OK, I got the point. It means that we should bind the libraries in the llvm-project/mlir/include/mlir/IR/ directory. And in this case, we can use python to realize dialects with the python bindings. Is that correct?

I’m not sure what you mean by “realize dialects”, but the point is being able to inspect or construct IR. Defining new operations and dialects from python is at a whole different level of complexity.

Sorry for my ambiguous words. I mean the libraries in the llvm-project/mlir/include/mlir/IR/ directory are responsible for operating the elements of dialects. If we bind those libraries, we can use python to realize the process when we want to inspect or construct IR.

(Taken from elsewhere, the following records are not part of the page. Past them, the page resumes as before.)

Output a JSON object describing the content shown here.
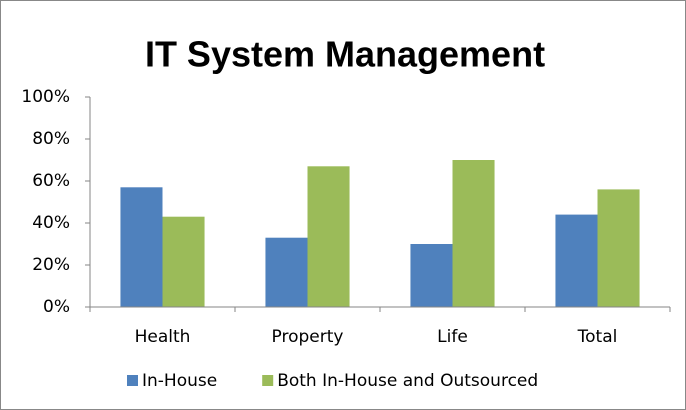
{
  "chart_data": {
    "type": "bar",
    "title": "IT System Management",
    "categories": [
      "Health",
      "Property",
      "Life",
      "Total"
    ],
    "series": [
      {
        "name": "In-House",
        "color": "#4f81bd",
        "values": [
          57,
          33,
          30,
          44
        ]
      },
      {
        "name": "Both In-House and Outsourced",
        "color": "#9bbb59",
        "values": [
          43,
          67,
          70,
          56
        ]
      }
    ],
    "ylim": [
      0,
      100
    ],
    "yticks": [
      {
        "value": 0,
        "label": "0%"
      },
      {
        "value": 20,
        "label": "20%"
      },
      {
        "value": 40,
        "label": "40%"
      },
      {
        "value": 60,
        "label": "60%"
      },
      {
        "value": 80,
        "label": "80%"
      },
      {
        "value": 100,
        "label": "100%"
      }
    ],
    "grid": false,
    "legend": "bottom"
  }
}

For example, the TransposeOp in the Toy tutorial. I draw a sketch of relationship between the files:

As for the example above, we should bind the Builder.h and generate the shared library In this case, we can import the shared library and realize MLIRGen with python. Did I find the right binding point?

The suggested classes to look at were mentioned above:

Which are defined in,,

Thanks! I know the classes now, and I will try it out with those python binding tools.

There is another question about GSoC2020, I found MLIR is not in the technologies list in Google Summer of Code

But MLIR also belongs to the GSoC2020 project in

Is MLIR still in the GSoC2020 projects? Could I attend GSoC2020 with a proposal about MLIR python binding?

MLIR is a part of the LLVM project and is clearly listed in the description on the page you linked. There is a description with a list, point 5 is about MLIR. The “technologies” list seems there for cataloging, and I wouldn’t call clang a “technology” anyway.

Let me reiterate what I said above.

Please do consider following the advise from above

OK, I got it! Recently, I’m trying to make a summing up of the features and differences between those python binding tools.

Sorry for my beginning level question, because it is my first time applying for a GSoC project and an LLVM project. Is this mean I should contribute code with Phabricator before the application deadline or just run a python binding demo with a proposal?

There is no requirements.
However your application may be stronger if you show some contributions and it helps flesh out the project and the milestones.

MLIR is now a “technology” as well on GSOC :wink:

Hi @mehdi_amini @ftynse,

I am considering how to compare those python binding frameworks intuitively, and I try to build a repository on GitHub to illustrate pybind11’s capacity for MLIR python binding: GitHub - zhanghb97/pybind11_test: Test pybind11 with simple examples

First of all, I extracted MLIR requirements from Operation.h, Attributes.h, and Types.h. Then I searched for solutions and listed references in a table. After that, I used some simple examples to simulate requirements of MLIR, and realize the python bindings with pybind11. At last, test cases were built to verify those bindings are working successfully.

Is this a feasible way to test frameworks for our python binding project? If it’s feasible, I will test more frameworks (swig, clif, etc.) and compare their capacity. If it’s not a feasible way, could you please give some suggestions?